Justices Antonin Scalia and Clarence Thomas each filed concurring opinions. Alito’s majority ruling also was joined by Chief Justice John Roberts, Scalia, Thomas and Justice Anthony Kennedy.

Two of the four justices who disagreed with Alito each wrote a dissenting opinion, including one in which Justices Stephen Breyer and Ruth Bader Ginsburg called for briefings on whether the death penalty itself ought to be ruled unconstitutional. “I believe it highly likely that the death penalty violates the Eighth Amendment,” Breyer wrote. “At the very least, the court should call for full briefing on the basic question.”

In his majority ruling, Alito discussed at length the evidence presented about whether midazolam fails to act sufficiently as a sedative to prevent inmates who are being executed from suffering an undue amount of pain. The cases arose after several situations like that of Clayton Lockett. At his April 2014 execution, he writhed in pain for 40 minutes before dying of apparent heart failure.

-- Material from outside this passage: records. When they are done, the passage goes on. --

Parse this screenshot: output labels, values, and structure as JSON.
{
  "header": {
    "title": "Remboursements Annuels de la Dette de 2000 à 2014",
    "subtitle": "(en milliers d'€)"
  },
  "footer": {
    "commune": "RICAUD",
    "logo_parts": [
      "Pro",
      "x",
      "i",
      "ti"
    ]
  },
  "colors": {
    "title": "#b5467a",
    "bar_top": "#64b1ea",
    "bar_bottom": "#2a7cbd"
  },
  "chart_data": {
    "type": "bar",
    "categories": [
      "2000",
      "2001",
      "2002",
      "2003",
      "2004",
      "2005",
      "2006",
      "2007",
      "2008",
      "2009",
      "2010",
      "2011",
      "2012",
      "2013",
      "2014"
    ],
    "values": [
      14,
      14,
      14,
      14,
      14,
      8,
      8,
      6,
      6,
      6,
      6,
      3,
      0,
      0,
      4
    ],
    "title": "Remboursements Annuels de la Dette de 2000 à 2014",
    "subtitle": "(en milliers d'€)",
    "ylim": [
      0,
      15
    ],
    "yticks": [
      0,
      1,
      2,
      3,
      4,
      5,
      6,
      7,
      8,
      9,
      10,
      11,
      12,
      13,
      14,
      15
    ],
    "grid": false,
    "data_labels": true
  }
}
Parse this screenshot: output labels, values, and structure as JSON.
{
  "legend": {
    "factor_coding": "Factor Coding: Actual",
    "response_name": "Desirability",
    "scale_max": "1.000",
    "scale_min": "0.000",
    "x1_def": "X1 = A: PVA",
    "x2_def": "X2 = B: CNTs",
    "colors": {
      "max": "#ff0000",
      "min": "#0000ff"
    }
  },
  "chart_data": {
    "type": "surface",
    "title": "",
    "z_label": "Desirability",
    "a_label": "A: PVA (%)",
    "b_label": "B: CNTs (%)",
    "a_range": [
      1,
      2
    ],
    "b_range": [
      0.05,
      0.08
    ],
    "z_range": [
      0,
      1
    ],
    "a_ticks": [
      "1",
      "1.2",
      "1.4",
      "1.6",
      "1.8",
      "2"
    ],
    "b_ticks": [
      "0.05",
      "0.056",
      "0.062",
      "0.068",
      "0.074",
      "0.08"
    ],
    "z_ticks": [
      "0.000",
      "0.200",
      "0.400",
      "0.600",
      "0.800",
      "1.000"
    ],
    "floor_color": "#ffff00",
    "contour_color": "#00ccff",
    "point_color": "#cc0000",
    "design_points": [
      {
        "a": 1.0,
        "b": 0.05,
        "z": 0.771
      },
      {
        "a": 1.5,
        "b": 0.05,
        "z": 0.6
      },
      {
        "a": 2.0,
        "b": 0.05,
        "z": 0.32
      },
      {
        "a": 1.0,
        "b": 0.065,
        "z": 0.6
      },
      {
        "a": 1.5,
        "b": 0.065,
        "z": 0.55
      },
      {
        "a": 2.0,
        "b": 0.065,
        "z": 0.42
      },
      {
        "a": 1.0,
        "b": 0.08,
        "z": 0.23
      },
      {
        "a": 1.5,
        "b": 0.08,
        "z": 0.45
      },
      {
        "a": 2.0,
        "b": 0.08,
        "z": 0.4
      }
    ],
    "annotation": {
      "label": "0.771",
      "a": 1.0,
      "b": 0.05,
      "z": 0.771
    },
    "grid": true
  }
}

Alito recounted the circumstances leading to the use of midazolam, which has become an alternative for other drugs, whose manufacturers refuse to supply them for use in executions. He went into graphic detail about the murders committed by the death-row inmates who sued.

In his concurrence and pointed disagreement with Breyer, Thomas also described brutal crimes that landed people on death row. It was the third criminal justice case in the last weeks of the term in which Thomas has made a point of writing about severe sentences being necessary because of the pain inflicted on crime victims and their families.